Un bel élan de solidarité
Après l’accident de Quentin, « il y a eu un bel élan de solidarité de la maîtresse et des parents d’élèves », affirment ses parents. « Ils ont organisé une quête et, avec l’argent, ont offert un ordinateur à Quentin. Comme cela, à l’hôpital, et par internet, il voyait ses camarades. Sa maîtresse lui disait où elle en était au niveau du programme scolaire. Il a ainsi pu garder le contact avec ses copains et ça a été très bien pour Quentin », déclarent ses parents qui, pour remercier « ce super-élan de solidarité », ont tenu à être présents à la kermesse de fin d’année. « On leur a remis un mot de remerciement écrit par Quentin ! Ils avaient du mal à y croire, tellement c’était bien écrit avec sa main gauche », annonce un papa pour le moins fier des rapides progrès de son fils.
« Les maths et le vélo »
Depuis son accident, outre le fait qu’il n’a plus de bras droit, Quentin avoue « ne pas se sentir différent » des autres.

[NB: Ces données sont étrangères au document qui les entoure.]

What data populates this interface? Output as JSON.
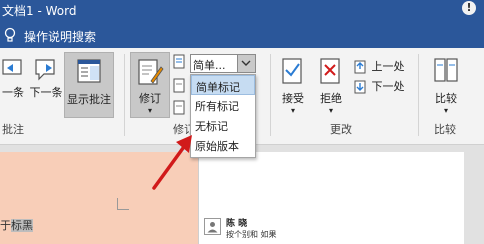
{
  "titlebar": {
    "title": "文档1 - Word",
    "warning_glyph": "!"
  },
  "tellme": {
    "label": "操作说明搜索",
    "icon": "lightbulb-icon"
  },
  "ribbon": {
    "buttons": {
      "yitiao": "一条",
      "xiayitiao": "下一条",
      "show_comments": "显示批注",
      "track_changes": "修订",
      "accept": "接受",
      "reject": "拒绝",
      "previous": "上一处",
      "next": "下一处",
      "compare": "比较"
    },
    "groups": {
      "comments": "批注",
      "tracking": "修订",
      "changes": "更改",
      "compare": "比较"
    },
    "markup_combo": {
      "value": "简单..."
    },
    "markup_options": [
      "简单标记",
      "所有标记",
      "无标记",
      "原始版本"
    ]
  },
  "document": {
    "text_prefix": "于",
    "selected_text": "标黑",
    "comment_author": "陈 晓",
    "comment_text": "按个别和  如果"
  },
  "colors": {
    "title_blue": "#2b579a",
    "arrow_red": "#d11a1a",
    "page_fill": "#f8ceb8"
  }
}
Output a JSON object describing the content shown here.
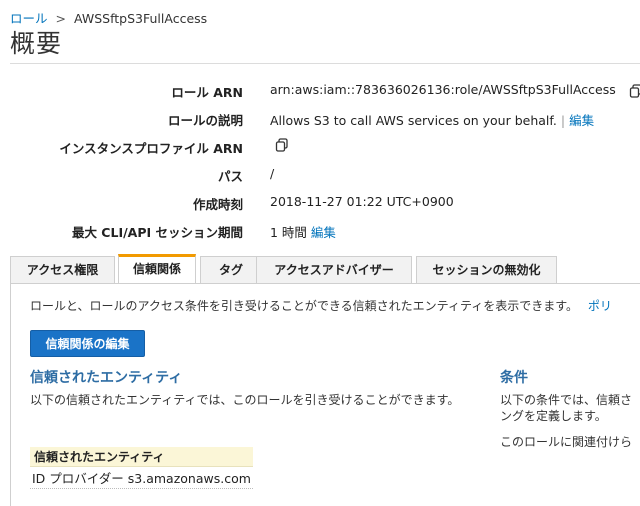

Sportif, il regrette cependant de ne plus pouvoir faire tout ce qu’il aimait. « La moto, c’est ce qui me manque le plus », confie-t-il. Mais il continue à taper un peu dans le ballon. Et surtout, il a repris le vélo. « On est allé en acheter un qu’il a choisi et on a fait reporter toutes les commandes de vitesses et de freins sur la poignée gauche », signale François, son papa qui ne désespère pas, un jour, de reprendre les chemins forestiers avec son fils. Comme avant l’accident.
« L’année dernière, il allait à l’école à vélo. Il aurait dû continuer puisque c’est de là que le car prend les collégiens mais, avec le cartable à porter sur le dos, c’est compliqué maintenant au niveau de l’épaule », détaille sa maman. C’est donc son papa qui le conduit désormais.
Outre « les maths », l’autre passion de Quentin, c’est la ferme et ses engins agricoles. « Tout petit, il commandait toujours des tracteurs ! Il en a toute une collection ! A son réveil à l’hôpital, après l’accident, la première chose qu’il a demandé, c’est un livre sur les tracteurs ! Et depuis qu’il a l’ordinateur, il adore jouer à un jeu sur la ferme. Avec des engins, il sème, ensile, récolte ! », s’étonne son père devant la qualité de l’image à l’écran. « On dirait de vrais engins ! »
Cela dit, Quentin ne sait pas encore quel métier il veut exercer. D’autant que, depuis qu’il est entré au collège, il s’est découvert un autre hobby : le chant choral.